Tuesday's ICE News Roundup
- In a nearly five-hour Senate hearing today, U.S. Secretary of Homeland Security Kristi Noem "defend[ed] her portrayal of killed Minneapolis protesters as agitators," while Sen. Thom Tillis (R-NC) called her leadership of the agency a “disaster.” As for how many Department of Homeland Security goons remain in Minnesota? According to Noem, the number is still close to 650.
- Despite public outcry, Minneapolis and St. Paul hotels haven't banned ICE agents. MinnPost's Trevor Mitchell explains why that is.
- "In Minneapolis, intense immigration enforcement is disrupting HIV care for Latino communities, a group already disproportionately affected by the virus," report Sam Donndelinger and Cameron Oakes for Rewire News Group.

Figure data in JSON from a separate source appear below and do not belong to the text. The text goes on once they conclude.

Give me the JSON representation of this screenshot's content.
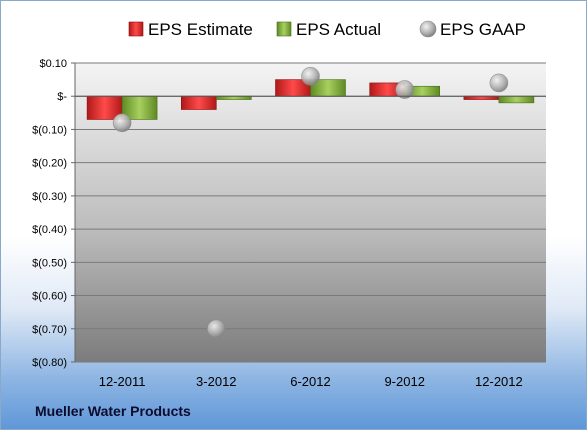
{
  "company_label": "Mueller Water Products",
  "colors": {
    "estimate": "#d42a2a",
    "actual": "#7fa839",
    "gaap": "#b5b5b5"
  },
  "chart_data": {
    "type": "bar",
    "categories": [
      "12-2011",
      "3-2012",
      "6-2012",
      "9-2012",
      "12-2012"
    ],
    "series": [
      {
        "name": "EPS Estimate",
        "kind": "bar",
        "values": [
          -0.07,
          -0.04,
          0.05,
          0.04,
          -0.01
        ]
      },
      {
        "name": "EPS Actual",
        "kind": "bar",
        "values": [
          -0.07,
          -0.01,
          0.05,
          0.03,
          -0.02
        ]
      },
      {
        "name": "EPS GAAP",
        "kind": "scatter",
        "values": [
          -0.08,
          -0.7,
          0.06,
          0.02,
          0.04
        ]
      }
    ],
    "ylim": [
      -0.8,
      0.1
    ],
    "yticks": [
      0.1,
      0,
      -0.1,
      -0.2,
      -0.3,
      -0.4,
      -0.5,
      -0.6,
      -0.7,
      -0.8
    ],
    "ytick_labels": [
      "$0.10",
      "$-",
      "$(0.10)",
      "$(0.20)",
      "$(0.30)",
      "$(0.40)",
      "$(0.50)",
      "$(0.60)",
      "$(0.70)",
      "$(0.80)"
    ],
    "legend_position": "top",
    "grid": true
  }
}
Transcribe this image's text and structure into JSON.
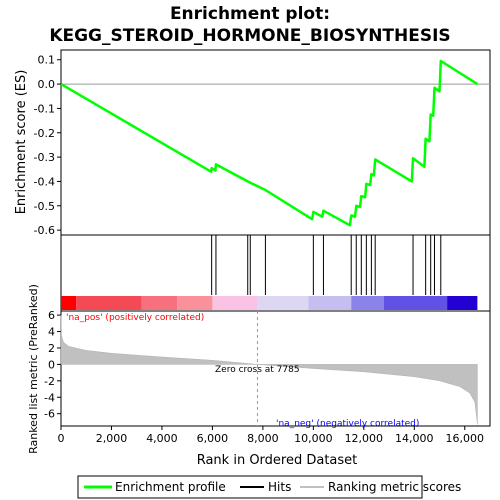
{
  "chart_data": {
    "type": "line",
    "title_line1": "Enrichment plot:",
    "title_line2": "KEGG_STEROID_HORMONE_BIOSYNTHESIS",
    "xlabel": "Rank in Ordered Dataset",
    "ylabel_top": "Enrichment score (ES)",
    "ylabel_bottom": "Ranked list metric (PreRanked)",
    "xlim": [
      0,
      17000
    ],
    "x_ticks": [
      0,
      2000,
      4000,
      6000,
      8000,
      10000,
      12000,
      14000,
      16000
    ],
    "x_tick_labels": [
      "0",
      "2,000",
      "4,000",
      "6,000",
      "8,000",
      "10,000",
      "12,000",
      "14,000",
      "16,000"
    ],
    "es_ylim": [
      -0.62,
      0.14
    ],
    "es_ticks": [
      -0.6,
      -0.5,
      -0.4,
      -0.3,
      -0.2,
      -0.1,
      0.0,
      0.1
    ],
    "es_tick_labels": [
      "-0.6",
      "-0.5",
      "-0.4",
      "-0.3",
      "-0.2",
      "-0.1",
      "0.0",
      "0.1"
    ],
    "metric_ylim": [
      -7.5,
      6.5
    ],
    "metric_ticks": [
      -6,
      -4,
      -2,
      0,
      2,
      4,
      6
    ],
    "metric_tick_labels": [
      "-6",
      "-4",
      "-2",
      "0",
      "2",
      "4",
      "6"
    ],
    "series": [
      {
        "name": "Enrichment profile",
        "color": "#00ff00",
        "points": [
          [
            0,
            0.0
          ],
          [
            5950,
            -0.36
          ],
          [
            5970,
            -0.345
          ],
          [
            6120,
            -0.355
          ],
          [
            6140,
            -0.33
          ],
          [
            7400,
            -0.4
          ],
          [
            7500,
            -0.405
          ],
          [
            8100,
            -0.435
          ],
          [
            9950,
            -0.555
          ],
          [
            10000,
            -0.525
          ],
          [
            10350,
            -0.545
          ],
          [
            10400,
            -0.52
          ],
          [
            11450,
            -0.58
          ],
          [
            11500,
            -0.54
          ],
          [
            11650,
            -0.545
          ],
          [
            11700,
            -0.5
          ],
          [
            11850,
            -0.505
          ],
          [
            11900,
            -0.46
          ],
          [
            12050,
            -0.465
          ],
          [
            12100,
            -0.41
          ],
          [
            12250,
            -0.415
          ],
          [
            12300,
            -0.37
          ],
          [
            12400,
            -0.375
          ],
          [
            12450,
            -0.31
          ],
          [
            13900,
            -0.4
          ],
          [
            13950,
            -0.305
          ],
          [
            14400,
            -0.34
          ],
          [
            14450,
            -0.225
          ],
          [
            14600,
            -0.235
          ],
          [
            14650,
            -0.125
          ],
          [
            14750,
            -0.13
          ],
          [
            14800,
            -0.015
          ],
          [
            15000,
            -0.03
          ],
          [
            15050,
            0.095
          ],
          [
            16500,
            0.0
          ]
        ]
      }
    ],
    "hits": [
      5970,
      6140,
      7400,
      7500,
      8100,
      10000,
      10400,
      11500,
      11700,
      11900,
      12100,
      12300,
      12450,
      13950,
      14450,
      14650,
      14800,
      15050
    ],
    "metric_curve": [
      [
        0,
        6.0
      ],
      [
        20,
        3.5
      ],
      [
        100,
        2.7
      ],
      [
        300,
        2.2
      ],
      [
        1000,
        1.7
      ],
      [
        2000,
        1.35
      ],
      [
        4000,
        0.9
      ],
      [
        6000,
        0.5
      ],
      [
        7785,
        0.0
      ],
      [
        10000,
        -0.5
      ],
      [
        12000,
        -0.9
      ],
      [
        14000,
        -1.5
      ],
      [
        15000,
        -2.0
      ],
      [
        15800,
        -2.7
      ],
      [
        16200,
        -3.5
      ],
      [
        16400,
        -4.6
      ],
      [
        16500,
        -7.3
      ]
    ],
    "zero_cross_label": "Zero cross at 7785",
    "zero_cross_x": 7785,
    "pos_label": "'na_pos' (positively correlated)",
    "neg_label": "'na_neg' (negatively correlated)",
    "pos_color": "#ff0000",
    "neg_color": "#0000ff",
    "heat_segments": [
      {
        "start": 0,
        "end": 600,
        "color": "#ff0000"
      },
      {
        "start": 600,
        "end": 3200,
        "color": "#f44a56"
      },
      {
        "start": 3200,
        "end": 4600,
        "color": "#f7707e"
      },
      {
        "start": 4600,
        "end": 6000,
        "color": "#fa909a"
      },
      {
        "start": 6000,
        "end": 7800,
        "color": "#fbc3e3"
      },
      {
        "start": 7800,
        "end": 9800,
        "color": "#ddd7f4"
      },
      {
        "start": 9800,
        "end": 11500,
        "color": "#c5bff0"
      },
      {
        "start": 11500,
        "end": 12800,
        "color": "#8b82ea"
      },
      {
        "start": 12800,
        "end": 15300,
        "color": "#6151e4"
      },
      {
        "start": 15300,
        "end": 16500,
        "color": "#2400d2"
      }
    ],
    "legend": [
      {
        "label": "Enrichment profile",
        "color": "#00ff00"
      },
      {
        "label": "Hits",
        "color": "#000000"
      },
      {
        "label": "Ranking metric scores",
        "color": "#c0c0c0"
      }
    ]
  }
}
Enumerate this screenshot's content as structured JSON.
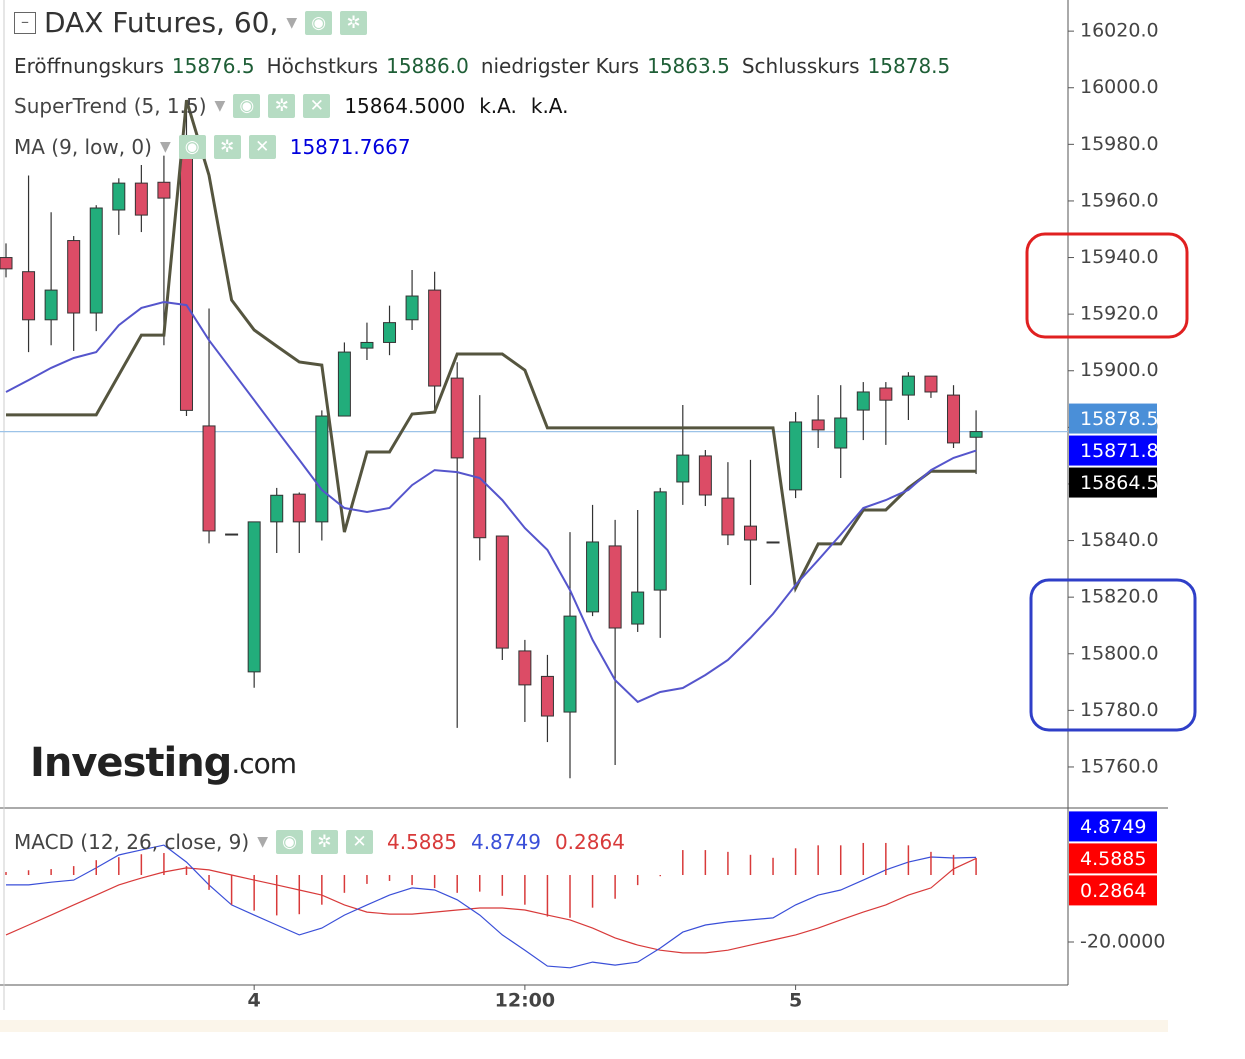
{
  "chart_data": [
    {
      "type": "candlestick",
      "title": "DAX Futures, 60,",
      "categories": [
        null,
        null,
        null,
        null,
        null,
        null,
        null,
        null,
        null,
        null,
        null,
        "4",
        null,
        null,
        null,
        null,
        null,
        null,
        null,
        null,
        null,
        null,
        null,
        "12:00",
        null,
        null,
        null,
        null,
        null,
        null,
        null,
        null,
        null,
        null,
        null,
        "5",
        null,
        null,
        null,
        null,
        null,
        null,
        null,
        null
      ],
      "open": [
        15940,
        15935,
        15918,
        15946,
        15920.4,
        15956.8,
        15966.3,
        15966.6,
        15976,
        15880.5,
        15842.3,
        15793.6,
        15846.6,
        15856.4,
        15846.6,
        15884,
        15908,
        15910,
        15918,
        15928.5,
        15897.4,
        15876.2,
        15841.6,
        15801,
        15792,
        15779.4,
        15814.8,
        15838.1,
        15810.5,
        15822.5,
        15860.7,
        15869.9,
        15855,
        15845.1,
        15839.5,
        15857.9,
        15882.6,
        15872.7,
        15886.1,
        15893.9,
        15891.4,
        15898.1,
        15891.4,
        15876.5
      ],
      "high": [
        15945,
        15969,
        15956,
        15947.6,
        15958.5,
        15968,
        15972.7,
        15976,
        15995.6,
        15922,
        15842.3,
        15846.6,
        15858.6,
        15857,
        15886,
        15910,
        15917,
        15923,
        15935.6,
        15935,
        15903,
        15891.4,
        15841.6,
        15804.9,
        15799.6,
        15843,
        15852.6,
        15847.3,
        15850.8,
        15858.6,
        15887.9,
        15872,
        15867.7,
        15868.5,
        15839.5,
        15885.4,
        15891.4,
        15894.9,
        15896,
        15896,
        15899.5,
        15898.1,
        15894.9,
        15886
      ],
      "low": [
        15933,
        15906.6,
        15909,
        15907,
        15914,
        15948,
        15949,
        15909,
        15884,
        15839,
        15842.3,
        15788,
        15835.6,
        15835.6,
        15840,
        15884,
        15903.8,
        15905.5,
        15914.4,
        15886,
        15773.8,
        15833,
        15797.8,
        15775.9,
        15768.8,
        15756,
        15813.3,
        15760.7,
        15807.7,
        15805.6,
        15852.6,
        15852.2,
        15838.4,
        15824.3,
        15839.5,
        15855,
        15872.7,
        15862.1,
        15875.5,
        15873.8,
        15882.6,
        15890.4,
        15872.7,
        15863.5
      ],
      "close": [
        15936,
        15918,
        15928.5,
        15920.4,
        15957.5,
        15966.3,
        15955,
        15961,
        15886,
        15843.4,
        15842.3,
        15846.6,
        15856,
        15846.6,
        15884,
        15906.6,
        15910,
        15917,
        15926.4,
        15894.6,
        15869.2,
        15841,
        15802,
        15789,
        15778,
        15813.3,
        15839.5,
        15809.1,
        15821.8,
        15857.2,
        15870.2,
        15856.1,
        15842,
        15840.2,
        15839.5,
        15881.9,
        15879.1,
        15883.3,
        15892.5,
        15889.6,
        15898.1,
        15892.5,
        15874.5,
        15878.5
      ],
      "up_color": "#22ad7b",
      "down_color": "#dc4c66",
      "ohlc_legend": [
        {
          "label": "Eröffnungskurs",
          "value": "15876.5"
        },
        {
          "label": "Höchstkurs",
          "value": "15886.0"
        },
        {
          "label": "niedrigster Kurs",
          "value": "15863.5"
        },
        {
          "label": "Schlusskurs",
          "value": "15878.5"
        }
      ],
      "series": [
        {
          "name": "SuperTrend (5, 1.5)",
          "color": "#55553f",
          "legend_values": [
            "15864.5000",
            "k.A.",
            "k.A."
          ],
          "legend_color": "#111111",
          "values": [
            15884.4,
            15884.4,
            15884.4,
            15884.4,
            15884.4,
            15898.5,
            15912.6,
            15912.6,
            15995.6,
            15969.1,
            15925,
            15914.4,
            15908.7,
            15903.1,
            15902,
            15843,
            15871.3,
            15871.3,
            15884.7,
            15885.4,
            15905.9,
            15905.9,
            15905.9,
            15900.2,
            15879.8,
            15879.8,
            15879.8,
            15879.8,
            15879.8,
            15879.8,
            15879.8,
            15879.8,
            15879.8,
            15879.8,
            15879.8,
            15823.2,
            15838.8,
            15838.8,
            15850.8,
            15850.8,
            15858.6,
            15864.5,
            15864.5,
            15864.5
          ]
        },
        {
          "name": "MA (9, low, 0)",
          "color": "#5555cc",
          "legend_values": [
            "15871.7667"
          ],
          "legend_color": "#0000dd",
          "values": [
            15892.5,
            15896.7,
            15901,
            15904.5,
            15906.6,
            15916.1,
            15922.2,
            15924.3,
            15923.2,
            15910.8,
            15900.2,
            15889.6,
            15879,
            15868.5,
            15857.9,
            15851.5,
            15850.1,
            15851.5,
            15859.6,
            15864.9,
            15864.2,
            15862.1,
            15854.3,
            15844.4,
            15836.7,
            15822.5,
            15804.9,
            15790.7,
            15783,
            15786.5,
            15787.9,
            15792.5,
            15797.8,
            15805.6,
            15814.1,
            15824.3,
            15833.1,
            15842.1,
            15851.5,
            15854.3,
            15857.9,
            15864.9,
            15869.2,
            15871.7667
          ]
        }
      ],
      "price_tags": [
        {
          "value": 15878.5,
          "label": "15878.5",
          "color": "#4a8fd8"
        },
        {
          "value": 15871.8,
          "label": "15871.8",
          "color": "#0000ff"
        },
        {
          "value": 15864.5,
          "label": "15864.5",
          "color": "#000000"
        }
      ],
      "ylim": [
        15745.5,
        16031
      ],
      "yticks": [
        {
          "value": 15760,
          "label": "15760.0"
        },
        {
          "value": 15780,
          "label": "15780.0"
        },
        {
          "value": 15800,
          "label": "15800.0"
        },
        {
          "value": 15820,
          "label": "15820.0"
        },
        {
          "value": 15840,
          "label": "15840.0"
        },
        {
          "value": 15860,
          "label": "15860.0"
        },
        {
          "value": 15880,
          "label": "15880.0"
        },
        {
          "value": 15900,
          "label": "15900.0"
        },
        {
          "value": 15920,
          "label": "15920.0"
        },
        {
          "value": 15940,
          "label": "15940.0"
        },
        {
          "value": 15960,
          "label": "15960.0"
        },
        {
          "value": 15980,
          "label": "15980.0"
        },
        {
          "value": 16000,
          "label": "16000.0"
        },
        {
          "value": 16020,
          "label": "16020.0"
        }
      ],
      "watermark": [
        "Investing",
        ".com"
      ]
    },
    {
      "type": "line",
      "title": "MACD (12, 26, close, 9)",
      "series": [
        {
          "color": "#d83a3a",
          "legend_value": "4.5885",
          "values": [
            -17.9,
            -15,
            -12.1,
            -9.1,
            -6.2,
            -3.2,
            -1.2,
            0.6,
            1.8,
            1.2,
            -0.3,
            -1.8,
            -3.2,
            -4.7,
            -6.2,
            -9.1,
            -11.2,
            -11.8,
            -11.8,
            -11.2,
            -10.6,
            -10,
            -10,
            -10.6,
            -12.1,
            -13.5,
            -15.9,
            -18.8,
            -20.9,
            -22.4,
            -23.2,
            -23.2,
            -22.4,
            -20.9,
            -19.4,
            -17.9,
            -15.9,
            -13.5,
            -11.2,
            -9.1,
            -6.2,
            -4.1,
            1.5,
            4.5885
          ]
        },
        {
          "color": "#3a4fd8",
          "legend_value": "4.8749",
          "values": [
            -3.2,
            -3.2,
            -2.4,
            -1.8,
            1.8,
            5.6,
            7.1,
            8.5,
            3.5,
            -3.2,
            -9.1,
            -12.1,
            -15,
            -17.9,
            -15.9,
            -12.1,
            -9.1,
            -6.2,
            -4.1,
            -4.7,
            -7.6,
            -12.1,
            -17.9,
            -22.4,
            -27.1,
            -27.6,
            -25.9,
            -26.8,
            -25.9,
            -21.8,
            -17.1,
            -15,
            -14.1,
            -13.5,
            -12.9,
            -9.1,
            -6.2,
            -4.7,
            -1.8,
            1.2,
            3.5,
            5,
            4.7,
            4.8749
          ]
        },
        {
          "type": "histogram",
          "color": "#d83a3a",
          "legend_value": "0.2864",
          "ylim": [
            -1.852,
            1.061
          ],
          "values": [
            0.05,
            0.08,
            0.1,
            0.15,
            0.25,
            0.3,
            0.35,
            0.37,
            0.15,
            -0.25,
            -0.5,
            -0.6,
            -0.68,
            -0.66,
            -0.5,
            -0.3,
            -0.15,
            -0.1,
            -0.17,
            -0.22,
            -0.3,
            -0.28,
            -0.35,
            -0.5,
            -0.7,
            -0.72,
            -0.55,
            -0.4,
            -0.17,
            -0.02,
            0.42,
            0.42,
            0.39,
            0.34,
            0.29,
            0.45,
            0.5,
            0.5,
            0.54,
            0.54,
            0.5,
            0.39,
            0.34,
            0.2864
          ]
        }
      ],
      "tags": [
        {
          "value": 4.8749,
          "label": "4.8749",
          "color": "#0000ff"
        },
        {
          "value": 4.5885,
          "label": "4.5885",
          "color": "#ff0000"
        },
        {
          "value": 0.2864,
          "label": "0.2864",
          "color": "#ff0000"
        }
      ],
      "ylim": [
        -32.65,
        18.24
      ],
      "yticks": [
        {
          "value": -20,
          "label": "-20.0000"
        }
      ]
    }
  ]
}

- According to a new YouGov poll, abolishing ICE currently has record-high levels of support in the U.S. Half of Americans now somewhat or strongly support ICE abolition, with 39% opposing. (The wishy-washy loser centrists at Third Way, meanwhile, prefer the clunky strategy of abolishing the abuses of ICE.)
Let's Peek at the Proposals for the Former Kmart Site
Now, before you get too excited, you should know that construction on the ol' Kmart site on Nicollet Avenue won't start until 2028 at the earliest. That said, it is at least a little exciting to gawk at the potential for this much-discussed hunk of prime Minneapolis real estate. So... let's!
The city of Minneapolis has received two proposals for the future of the site—one from developer Aeon and one from Trellis.
You can watch a presentation of Aeon's proposal here:
And Trellis's here:
...and then fill out this survey to let the city know what you like (and don't like) about each. Big fan of Trellis's "light-filled courtyard," personally!
How to Honor the Hortmans?
"A Hortman highway, a Hortman state park, a Hortman solar garden program and a Hortman office building are some of the proposals under consideration to honor former Minnesota House Speaker Melissa Hortman in perpetuity," reports Cait Kelley for MPR News.
Sen. John Hoffman (DFL-Champlin) is the co-sponsor of four Senate bills that would honor Hortman's memory; the two were friends, and he and his wife Yvette survived an assassination attempt on the same night that Hortman and her husband Mark were killed last year. Hoffmann tells MPR he expects bipartisan support for the bills.